EuGH zu Thermofenstern Strenges Urteil, das Kunden Hoffnung macht
Der EuGH eröffnet mit seinem Urteil zu Thermofenstern Autobesitzern die Chance auf Schadensersatz - anders als bislang der Bundesgerichtshof. Ein strenges Urteil, zugunsten der Kunden.
Auf dieses Urteil haben viele gewartet. Nicht nur Autobesitzer, sondern sicher auch die Manager vieler europäischer Autohersteller. Denn es war dringend notwendig zu klären, ob sich Bürgerinnen und Bürger auf die europäischen Gesetze praktisch berufen können oder ob die Regeln zur Abgasreinigung nur ganz allgemein gelten, dem Einzelnen aber keine Rechte geben.
Die gute Nachricht ist, dass der EuGH findet: Autobesitzerinnen und -besitzer können aktiv werden. Vor allem, weil sie beim Neuwagenkauf sogar ein Papier ausgehändigt bekommen, mit dem bescheinigt wird, dass das Auto dem entspricht, was das EU-Recht vorgibt. Damit ist noch nicht sicher, dass man im Ernstfall vor Gericht Recht bekäme. Denn vielleicht könnte der Hersteller belegen, dass es für die Sicherheit der Fahrerin oder des Fahrers unbedingt notwendig war, dass bei bestimmten Temperaturen die Abgasreinigung ausgesetzt wurde.
Aber Autobesitzer dürfen sich überhaupt Hoffnungen machen - wer weiß, ob eine Klage nicht doch Erfolg hätte. Der EuGH hat nun nochmal gesagt: Abgasreinigung ausnahmsweise aussetzen? Da sind wir grundsätzlich streng, das ist eher nicht erlaubt.
Bundesgerichtshof entschied bisher anders
Der Bundesgerichtshof als oberstes deutsches Zivilgericht hatte die Klagen von Kunden in diesem Punkt bisher zurückgewiesen. Nun gut, unterschiedliche Sichtweisen sind möglich. Aber der Bundesgerichtshof hat noch nicht einmal beim EuGH angefragt, ob er die europäischen Regeln eigentlich richtig versteht.
Auch bei der Frage, ob sich die Käufer die gefahrenen Kilometer anrechnen lassen müssen und ob es dann weniger Schadensersatz gibt, meinten die Richter und Richterinnen in Karlsruhe, das selbst entscheiden zu können. Und das, obwohl andere Untergerichte schon längst in Luxemburg angefragt hatten. Wer vorm BGH klagte, hatte Pech. Die Bundesrichter meinten, sie bräuchten nicht auf eine europäische Entscheidung zu warten, es sei glasklar, dass die Käufer leer ausgehen. Das war ein echter Fehler.
Gerichte überlastet mit Dieselklagen
Natürlich wird die deutsche Justiz nicht "Juhu" schreien angesichts des Urteils. Schon jetzt sind viele Gerichte lahmgelegt mit den Dieselklagen. Ein Heer von spezialisierten Anwaltskanzleien hat in der Vergangenheit massenhaft Klagen eingereicht wegen der Betrugssoftware von VW. Und dazu kommen jetzt alle, die sich ermutigt fühlen, wegen des Thermofensters zu klagen. Das können Tausende sein, da viele europäische Autobauer früher mit dem Thermofenster gearbeitet haben.
Man kann die Richterinnen und Richter gut verstehen, die sich von diesen vielen Klagen überrollt fühlen und angesichts der Prozessflut am liebsten in den Ruhestand fliehen würden.
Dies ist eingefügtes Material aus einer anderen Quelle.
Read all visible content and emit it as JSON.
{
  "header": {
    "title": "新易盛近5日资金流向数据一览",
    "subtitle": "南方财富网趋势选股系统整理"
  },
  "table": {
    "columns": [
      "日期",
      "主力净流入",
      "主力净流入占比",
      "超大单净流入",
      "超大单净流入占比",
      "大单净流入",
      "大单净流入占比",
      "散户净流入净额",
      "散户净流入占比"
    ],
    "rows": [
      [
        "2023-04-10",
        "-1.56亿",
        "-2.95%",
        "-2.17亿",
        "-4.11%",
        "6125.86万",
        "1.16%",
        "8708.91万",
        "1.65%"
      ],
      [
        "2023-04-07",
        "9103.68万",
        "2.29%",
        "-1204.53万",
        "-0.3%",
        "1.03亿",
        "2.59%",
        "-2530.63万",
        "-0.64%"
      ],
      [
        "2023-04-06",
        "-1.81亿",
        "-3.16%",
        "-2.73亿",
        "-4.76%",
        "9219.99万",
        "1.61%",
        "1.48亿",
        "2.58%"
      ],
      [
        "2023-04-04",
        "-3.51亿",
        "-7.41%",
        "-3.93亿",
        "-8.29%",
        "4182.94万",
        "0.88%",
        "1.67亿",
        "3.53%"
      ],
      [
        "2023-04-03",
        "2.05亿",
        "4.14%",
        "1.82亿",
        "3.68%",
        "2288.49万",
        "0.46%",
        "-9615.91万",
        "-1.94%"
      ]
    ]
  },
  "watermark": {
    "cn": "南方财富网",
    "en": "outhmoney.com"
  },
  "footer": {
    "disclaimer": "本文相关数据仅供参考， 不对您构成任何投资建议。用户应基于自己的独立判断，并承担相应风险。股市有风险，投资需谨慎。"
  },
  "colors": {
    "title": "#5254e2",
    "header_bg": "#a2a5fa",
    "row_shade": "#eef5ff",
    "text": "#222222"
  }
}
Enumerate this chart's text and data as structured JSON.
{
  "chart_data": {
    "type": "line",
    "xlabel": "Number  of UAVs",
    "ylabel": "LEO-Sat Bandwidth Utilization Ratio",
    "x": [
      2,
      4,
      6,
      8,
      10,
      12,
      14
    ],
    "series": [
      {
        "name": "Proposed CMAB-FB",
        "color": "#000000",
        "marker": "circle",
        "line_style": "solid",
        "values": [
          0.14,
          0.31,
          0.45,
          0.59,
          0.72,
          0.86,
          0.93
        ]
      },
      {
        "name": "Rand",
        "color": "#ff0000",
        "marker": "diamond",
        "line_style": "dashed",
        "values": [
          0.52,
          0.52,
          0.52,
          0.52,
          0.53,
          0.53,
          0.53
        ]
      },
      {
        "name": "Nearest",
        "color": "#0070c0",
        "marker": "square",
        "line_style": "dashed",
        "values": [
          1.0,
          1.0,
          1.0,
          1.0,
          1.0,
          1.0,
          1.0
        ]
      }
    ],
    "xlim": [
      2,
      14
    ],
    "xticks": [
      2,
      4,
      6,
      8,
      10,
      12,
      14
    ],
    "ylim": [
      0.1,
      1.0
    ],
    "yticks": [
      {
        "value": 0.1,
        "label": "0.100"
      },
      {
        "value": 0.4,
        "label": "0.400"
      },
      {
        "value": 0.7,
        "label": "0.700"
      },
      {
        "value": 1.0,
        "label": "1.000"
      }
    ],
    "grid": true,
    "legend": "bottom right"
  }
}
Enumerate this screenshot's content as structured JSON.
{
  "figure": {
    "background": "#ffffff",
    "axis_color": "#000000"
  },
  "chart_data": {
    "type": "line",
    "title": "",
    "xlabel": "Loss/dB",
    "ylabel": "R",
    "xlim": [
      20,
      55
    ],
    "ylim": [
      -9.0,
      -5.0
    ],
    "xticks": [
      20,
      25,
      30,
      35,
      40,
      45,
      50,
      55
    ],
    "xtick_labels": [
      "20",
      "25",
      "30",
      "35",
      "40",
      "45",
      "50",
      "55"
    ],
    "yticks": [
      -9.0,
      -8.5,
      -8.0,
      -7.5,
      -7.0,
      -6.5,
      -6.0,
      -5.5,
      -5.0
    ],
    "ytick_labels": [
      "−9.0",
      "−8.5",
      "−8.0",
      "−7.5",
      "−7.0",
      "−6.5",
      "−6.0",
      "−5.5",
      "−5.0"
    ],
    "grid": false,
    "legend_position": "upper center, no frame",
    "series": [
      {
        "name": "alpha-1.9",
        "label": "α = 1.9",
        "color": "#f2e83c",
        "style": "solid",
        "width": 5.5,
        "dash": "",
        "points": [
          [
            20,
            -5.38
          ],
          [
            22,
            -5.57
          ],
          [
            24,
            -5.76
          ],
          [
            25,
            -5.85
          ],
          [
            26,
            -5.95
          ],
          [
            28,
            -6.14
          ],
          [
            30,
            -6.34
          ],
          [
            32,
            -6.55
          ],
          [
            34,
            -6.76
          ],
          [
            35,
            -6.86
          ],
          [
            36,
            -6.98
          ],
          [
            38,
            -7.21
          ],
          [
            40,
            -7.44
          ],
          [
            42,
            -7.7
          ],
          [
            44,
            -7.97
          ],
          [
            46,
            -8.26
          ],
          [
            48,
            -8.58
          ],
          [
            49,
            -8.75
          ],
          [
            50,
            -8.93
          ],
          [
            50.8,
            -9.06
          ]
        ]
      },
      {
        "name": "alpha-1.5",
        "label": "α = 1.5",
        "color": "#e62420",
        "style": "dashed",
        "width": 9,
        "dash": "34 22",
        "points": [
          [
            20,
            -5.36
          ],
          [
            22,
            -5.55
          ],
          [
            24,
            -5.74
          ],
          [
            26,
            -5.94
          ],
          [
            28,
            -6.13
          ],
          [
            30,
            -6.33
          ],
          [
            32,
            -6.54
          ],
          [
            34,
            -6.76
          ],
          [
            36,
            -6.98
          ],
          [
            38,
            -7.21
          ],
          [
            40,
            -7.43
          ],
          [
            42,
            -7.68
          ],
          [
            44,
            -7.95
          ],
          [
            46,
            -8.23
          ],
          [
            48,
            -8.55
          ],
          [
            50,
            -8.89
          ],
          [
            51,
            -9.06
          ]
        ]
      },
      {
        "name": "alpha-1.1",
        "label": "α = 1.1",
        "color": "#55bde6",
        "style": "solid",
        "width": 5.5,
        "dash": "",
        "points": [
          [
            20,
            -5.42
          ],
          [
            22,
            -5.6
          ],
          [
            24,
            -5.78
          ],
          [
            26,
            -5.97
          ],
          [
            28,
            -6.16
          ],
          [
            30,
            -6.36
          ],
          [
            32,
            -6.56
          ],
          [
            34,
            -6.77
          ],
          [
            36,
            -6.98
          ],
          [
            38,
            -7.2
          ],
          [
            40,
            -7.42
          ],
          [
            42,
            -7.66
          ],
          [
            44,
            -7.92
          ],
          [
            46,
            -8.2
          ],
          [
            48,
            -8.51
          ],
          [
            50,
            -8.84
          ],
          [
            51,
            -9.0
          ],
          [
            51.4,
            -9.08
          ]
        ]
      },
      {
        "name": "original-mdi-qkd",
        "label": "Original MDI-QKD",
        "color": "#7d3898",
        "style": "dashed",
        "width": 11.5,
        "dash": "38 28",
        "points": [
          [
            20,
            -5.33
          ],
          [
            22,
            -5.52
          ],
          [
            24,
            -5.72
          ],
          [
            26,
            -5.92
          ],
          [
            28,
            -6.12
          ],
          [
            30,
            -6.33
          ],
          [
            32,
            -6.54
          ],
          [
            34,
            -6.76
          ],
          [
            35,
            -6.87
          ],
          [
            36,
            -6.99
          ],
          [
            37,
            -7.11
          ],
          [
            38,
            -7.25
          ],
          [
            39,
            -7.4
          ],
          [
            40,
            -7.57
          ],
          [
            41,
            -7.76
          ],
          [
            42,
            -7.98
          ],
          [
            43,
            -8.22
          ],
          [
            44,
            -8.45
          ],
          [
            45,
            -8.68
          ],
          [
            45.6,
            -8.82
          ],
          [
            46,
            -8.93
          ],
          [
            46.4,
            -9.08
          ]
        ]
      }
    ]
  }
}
Trotzdem muss man sich immer klar machen: Die Kunden haben das Problem nicht verursacht. Es waren die Autohersteller, die ganz offensichtlich so manche europäische Vorschrift zum Umweltschutz nicht richtig ernst genommen haben. Das sollte man sich auch in anderen Wirtschaftszweigen merken: Das oberste Gericht der EU kann ganz schön streng sein.